T-Mobile announced that a cybercriminal stole the personal information of 37 million contract and prepaid customers through one of its application programming interfaces (APIs).
The company revealed that the attacker started stealing data using an API around Nov 25, 2022. The company detected the malicious activity on January 5, 2023 and cut off the attacker’s access to the API a day later.
T-Mobile claims that the API abused in this breach did not allow the attacker to access affected customers’ ID or other official identification numbers, social security numbers/passwords/PINs, payment card number (PCI) information, or other financial account information.
The affected API is only able to provide a limited set of customer account data, including name, billing address, email, phone number, date of birth, T-Mobile account number, and information such as lines in the account and plan resources.
The preliminary result of our investigation indicates that the malicious actor or actors obtained data from this API for approximately 37 million existing postpaid and prepaid customer accounts, although many of these accounts did not include the full set of data.
T-Mobile reported the incident to US federal agencies and is now working with law enforcement to investigate the breach.
the company too is now notifying customers that their sensitive personal information may have been stolen as a result of this gap.
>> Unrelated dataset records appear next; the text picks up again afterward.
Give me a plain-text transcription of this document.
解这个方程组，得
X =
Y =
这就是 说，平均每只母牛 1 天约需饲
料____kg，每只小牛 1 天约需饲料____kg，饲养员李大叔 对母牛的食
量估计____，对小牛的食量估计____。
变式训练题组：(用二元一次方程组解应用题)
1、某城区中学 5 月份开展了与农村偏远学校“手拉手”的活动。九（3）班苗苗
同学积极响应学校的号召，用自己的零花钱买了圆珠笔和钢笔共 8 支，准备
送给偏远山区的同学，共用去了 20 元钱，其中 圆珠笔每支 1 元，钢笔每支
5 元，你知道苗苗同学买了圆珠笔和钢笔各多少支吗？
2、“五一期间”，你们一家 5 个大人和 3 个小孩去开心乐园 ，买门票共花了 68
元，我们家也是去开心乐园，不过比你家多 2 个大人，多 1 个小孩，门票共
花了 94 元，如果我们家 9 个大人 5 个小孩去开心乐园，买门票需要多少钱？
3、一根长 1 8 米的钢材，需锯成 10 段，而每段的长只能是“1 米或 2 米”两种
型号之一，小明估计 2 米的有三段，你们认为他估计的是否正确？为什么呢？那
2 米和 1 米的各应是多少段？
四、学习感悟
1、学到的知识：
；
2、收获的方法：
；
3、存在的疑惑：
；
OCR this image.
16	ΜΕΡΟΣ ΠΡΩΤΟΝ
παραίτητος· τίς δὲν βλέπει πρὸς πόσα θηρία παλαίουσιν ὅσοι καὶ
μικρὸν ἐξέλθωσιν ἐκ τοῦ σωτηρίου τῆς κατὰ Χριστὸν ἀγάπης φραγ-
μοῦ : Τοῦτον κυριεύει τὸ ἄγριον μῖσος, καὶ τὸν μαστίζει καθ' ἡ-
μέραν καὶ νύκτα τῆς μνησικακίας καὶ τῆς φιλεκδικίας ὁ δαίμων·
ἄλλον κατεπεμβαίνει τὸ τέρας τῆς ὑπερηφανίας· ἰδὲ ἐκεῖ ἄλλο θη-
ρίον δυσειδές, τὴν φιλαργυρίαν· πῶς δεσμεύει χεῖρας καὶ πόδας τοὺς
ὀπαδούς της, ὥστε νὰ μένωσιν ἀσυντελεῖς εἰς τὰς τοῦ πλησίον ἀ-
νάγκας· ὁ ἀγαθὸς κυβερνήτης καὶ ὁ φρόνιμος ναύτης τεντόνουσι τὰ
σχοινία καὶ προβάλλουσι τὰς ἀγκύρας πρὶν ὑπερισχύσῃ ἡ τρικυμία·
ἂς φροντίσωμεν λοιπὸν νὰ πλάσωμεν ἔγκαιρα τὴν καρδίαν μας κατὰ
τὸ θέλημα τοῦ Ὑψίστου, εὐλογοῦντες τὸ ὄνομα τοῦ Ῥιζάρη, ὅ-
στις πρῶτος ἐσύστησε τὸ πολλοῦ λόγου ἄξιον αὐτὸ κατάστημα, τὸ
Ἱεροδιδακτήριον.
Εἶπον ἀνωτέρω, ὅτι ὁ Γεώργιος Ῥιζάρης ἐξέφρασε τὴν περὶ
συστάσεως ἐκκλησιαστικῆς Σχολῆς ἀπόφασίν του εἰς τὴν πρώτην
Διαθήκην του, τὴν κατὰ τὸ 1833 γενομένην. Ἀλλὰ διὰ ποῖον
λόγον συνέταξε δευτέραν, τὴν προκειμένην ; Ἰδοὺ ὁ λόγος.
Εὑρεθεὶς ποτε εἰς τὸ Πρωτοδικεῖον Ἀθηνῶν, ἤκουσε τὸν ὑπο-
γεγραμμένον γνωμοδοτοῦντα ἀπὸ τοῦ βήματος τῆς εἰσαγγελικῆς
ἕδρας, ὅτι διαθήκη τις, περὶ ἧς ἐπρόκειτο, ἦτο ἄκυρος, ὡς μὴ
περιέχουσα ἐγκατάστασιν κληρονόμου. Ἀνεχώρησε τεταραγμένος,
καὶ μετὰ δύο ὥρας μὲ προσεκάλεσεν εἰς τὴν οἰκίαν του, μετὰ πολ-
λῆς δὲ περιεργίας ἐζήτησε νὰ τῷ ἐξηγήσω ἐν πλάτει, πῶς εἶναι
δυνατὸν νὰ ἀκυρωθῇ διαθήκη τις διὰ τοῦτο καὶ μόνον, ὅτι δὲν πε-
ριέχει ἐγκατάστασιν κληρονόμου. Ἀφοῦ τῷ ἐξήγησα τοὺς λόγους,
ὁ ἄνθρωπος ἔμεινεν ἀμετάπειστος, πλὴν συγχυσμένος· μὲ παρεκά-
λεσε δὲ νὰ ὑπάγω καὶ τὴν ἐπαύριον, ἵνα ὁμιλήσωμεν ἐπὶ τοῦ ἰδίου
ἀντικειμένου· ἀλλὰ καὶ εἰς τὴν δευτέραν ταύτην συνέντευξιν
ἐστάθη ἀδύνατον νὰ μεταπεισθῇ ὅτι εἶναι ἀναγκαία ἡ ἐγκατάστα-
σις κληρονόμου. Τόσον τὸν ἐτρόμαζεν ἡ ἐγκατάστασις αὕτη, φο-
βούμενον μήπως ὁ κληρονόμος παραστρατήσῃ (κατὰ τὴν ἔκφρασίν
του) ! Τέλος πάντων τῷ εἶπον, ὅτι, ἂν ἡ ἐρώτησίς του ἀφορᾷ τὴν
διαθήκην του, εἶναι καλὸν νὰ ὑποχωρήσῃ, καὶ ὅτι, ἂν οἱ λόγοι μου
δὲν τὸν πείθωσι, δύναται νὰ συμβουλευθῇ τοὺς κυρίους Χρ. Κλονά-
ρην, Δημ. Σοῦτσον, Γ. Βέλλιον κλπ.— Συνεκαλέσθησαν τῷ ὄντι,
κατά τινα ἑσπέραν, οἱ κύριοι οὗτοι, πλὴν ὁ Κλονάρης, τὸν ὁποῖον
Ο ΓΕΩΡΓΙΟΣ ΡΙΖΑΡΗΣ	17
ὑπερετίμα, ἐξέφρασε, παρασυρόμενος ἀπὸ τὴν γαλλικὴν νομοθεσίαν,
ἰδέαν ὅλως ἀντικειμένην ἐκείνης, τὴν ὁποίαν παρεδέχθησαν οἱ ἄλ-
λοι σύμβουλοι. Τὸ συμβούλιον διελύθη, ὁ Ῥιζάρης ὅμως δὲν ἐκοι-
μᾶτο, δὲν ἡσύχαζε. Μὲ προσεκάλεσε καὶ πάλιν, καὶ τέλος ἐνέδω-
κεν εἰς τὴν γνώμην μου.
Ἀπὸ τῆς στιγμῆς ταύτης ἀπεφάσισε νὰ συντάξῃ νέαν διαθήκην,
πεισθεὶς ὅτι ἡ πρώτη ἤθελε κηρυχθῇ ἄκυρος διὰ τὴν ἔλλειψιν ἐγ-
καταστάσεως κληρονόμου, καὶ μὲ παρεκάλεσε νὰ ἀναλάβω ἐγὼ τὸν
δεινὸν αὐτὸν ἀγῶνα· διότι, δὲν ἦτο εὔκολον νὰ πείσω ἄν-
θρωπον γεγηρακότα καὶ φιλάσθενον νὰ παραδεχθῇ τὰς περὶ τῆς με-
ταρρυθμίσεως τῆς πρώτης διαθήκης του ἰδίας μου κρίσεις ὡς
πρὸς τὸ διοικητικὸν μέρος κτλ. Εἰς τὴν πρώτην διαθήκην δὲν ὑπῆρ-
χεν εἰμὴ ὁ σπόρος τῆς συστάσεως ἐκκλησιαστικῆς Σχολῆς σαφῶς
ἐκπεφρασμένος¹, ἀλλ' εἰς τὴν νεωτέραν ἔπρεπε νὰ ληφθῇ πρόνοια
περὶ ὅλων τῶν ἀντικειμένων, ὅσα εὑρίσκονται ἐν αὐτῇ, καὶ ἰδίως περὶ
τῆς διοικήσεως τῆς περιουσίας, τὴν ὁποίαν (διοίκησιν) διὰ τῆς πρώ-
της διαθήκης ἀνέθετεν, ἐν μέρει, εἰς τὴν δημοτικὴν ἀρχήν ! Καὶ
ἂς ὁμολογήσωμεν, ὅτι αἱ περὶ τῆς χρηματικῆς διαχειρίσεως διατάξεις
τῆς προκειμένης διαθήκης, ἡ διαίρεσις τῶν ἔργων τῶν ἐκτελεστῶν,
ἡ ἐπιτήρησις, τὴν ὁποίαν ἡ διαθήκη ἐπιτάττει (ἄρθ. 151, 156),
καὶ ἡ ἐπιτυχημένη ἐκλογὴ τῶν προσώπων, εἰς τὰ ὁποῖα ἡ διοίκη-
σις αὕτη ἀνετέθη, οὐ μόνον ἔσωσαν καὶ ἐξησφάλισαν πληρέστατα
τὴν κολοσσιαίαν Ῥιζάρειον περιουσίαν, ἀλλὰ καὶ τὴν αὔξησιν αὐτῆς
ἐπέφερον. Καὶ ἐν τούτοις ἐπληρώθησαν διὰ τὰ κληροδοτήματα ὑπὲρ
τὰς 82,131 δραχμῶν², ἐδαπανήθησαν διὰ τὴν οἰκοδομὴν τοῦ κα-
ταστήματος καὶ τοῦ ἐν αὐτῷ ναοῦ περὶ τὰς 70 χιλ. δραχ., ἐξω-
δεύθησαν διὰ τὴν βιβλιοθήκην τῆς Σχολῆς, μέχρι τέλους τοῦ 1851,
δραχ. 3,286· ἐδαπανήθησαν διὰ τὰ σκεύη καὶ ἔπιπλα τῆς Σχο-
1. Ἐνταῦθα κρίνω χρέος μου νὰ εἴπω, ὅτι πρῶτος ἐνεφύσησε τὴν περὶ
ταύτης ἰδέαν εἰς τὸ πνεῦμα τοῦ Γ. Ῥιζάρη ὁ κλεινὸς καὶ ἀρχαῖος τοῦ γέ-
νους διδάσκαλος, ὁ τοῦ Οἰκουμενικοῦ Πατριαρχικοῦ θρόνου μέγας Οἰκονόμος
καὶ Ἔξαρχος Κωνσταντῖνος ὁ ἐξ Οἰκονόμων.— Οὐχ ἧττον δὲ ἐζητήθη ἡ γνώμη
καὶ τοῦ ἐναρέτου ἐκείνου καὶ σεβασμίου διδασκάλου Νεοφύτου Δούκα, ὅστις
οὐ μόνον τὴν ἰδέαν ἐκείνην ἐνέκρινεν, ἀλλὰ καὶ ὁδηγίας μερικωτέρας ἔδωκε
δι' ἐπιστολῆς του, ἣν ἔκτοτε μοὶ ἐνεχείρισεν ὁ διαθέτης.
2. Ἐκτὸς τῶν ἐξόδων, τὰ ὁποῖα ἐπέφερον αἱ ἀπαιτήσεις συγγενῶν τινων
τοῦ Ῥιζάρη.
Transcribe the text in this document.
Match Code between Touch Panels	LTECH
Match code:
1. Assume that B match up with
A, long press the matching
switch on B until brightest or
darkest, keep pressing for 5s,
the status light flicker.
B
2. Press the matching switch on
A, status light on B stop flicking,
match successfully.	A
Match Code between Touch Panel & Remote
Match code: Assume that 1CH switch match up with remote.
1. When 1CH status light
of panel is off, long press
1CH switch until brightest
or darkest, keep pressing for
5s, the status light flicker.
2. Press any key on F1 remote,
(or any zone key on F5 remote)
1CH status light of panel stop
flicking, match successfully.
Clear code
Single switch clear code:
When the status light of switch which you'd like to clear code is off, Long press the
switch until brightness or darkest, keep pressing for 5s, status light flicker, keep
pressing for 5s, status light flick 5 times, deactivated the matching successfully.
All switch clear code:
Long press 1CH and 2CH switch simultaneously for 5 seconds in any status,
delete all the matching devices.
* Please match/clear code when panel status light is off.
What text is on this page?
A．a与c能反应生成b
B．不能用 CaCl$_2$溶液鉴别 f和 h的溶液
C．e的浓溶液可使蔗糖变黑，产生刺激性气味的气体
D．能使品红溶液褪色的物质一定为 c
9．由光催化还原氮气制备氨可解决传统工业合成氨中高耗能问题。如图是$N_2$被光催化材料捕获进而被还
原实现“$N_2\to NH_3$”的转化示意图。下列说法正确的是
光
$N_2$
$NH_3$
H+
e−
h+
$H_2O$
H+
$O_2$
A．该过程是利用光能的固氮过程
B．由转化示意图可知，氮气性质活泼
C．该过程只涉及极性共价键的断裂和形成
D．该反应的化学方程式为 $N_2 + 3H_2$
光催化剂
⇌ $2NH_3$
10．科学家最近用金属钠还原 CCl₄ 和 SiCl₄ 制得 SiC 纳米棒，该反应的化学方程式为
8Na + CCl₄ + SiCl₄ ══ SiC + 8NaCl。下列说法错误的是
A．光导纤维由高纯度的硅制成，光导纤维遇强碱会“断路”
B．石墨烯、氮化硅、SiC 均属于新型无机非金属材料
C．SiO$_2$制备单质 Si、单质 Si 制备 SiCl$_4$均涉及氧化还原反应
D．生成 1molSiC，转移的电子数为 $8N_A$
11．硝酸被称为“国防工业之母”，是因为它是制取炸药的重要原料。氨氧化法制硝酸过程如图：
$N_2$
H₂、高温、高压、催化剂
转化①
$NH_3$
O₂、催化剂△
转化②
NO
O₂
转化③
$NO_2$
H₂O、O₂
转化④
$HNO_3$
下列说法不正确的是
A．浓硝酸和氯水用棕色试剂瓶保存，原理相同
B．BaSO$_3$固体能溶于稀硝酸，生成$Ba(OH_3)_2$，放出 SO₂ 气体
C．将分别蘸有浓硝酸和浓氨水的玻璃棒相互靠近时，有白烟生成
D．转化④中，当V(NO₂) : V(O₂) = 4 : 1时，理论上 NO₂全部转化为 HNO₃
Our investigation is ongoing, but the malicious activity appears to be fully contained at this time and there is no evidence that the malefactor was able to breach or compromise our systems or network.
While this is the first breach disclosed by T-Mobile since the start of the year, the mobile operator has revealed six other data breaches since 2018, including one where attackers gained access to the data of about 3% of all T-Mobile customers. . customers.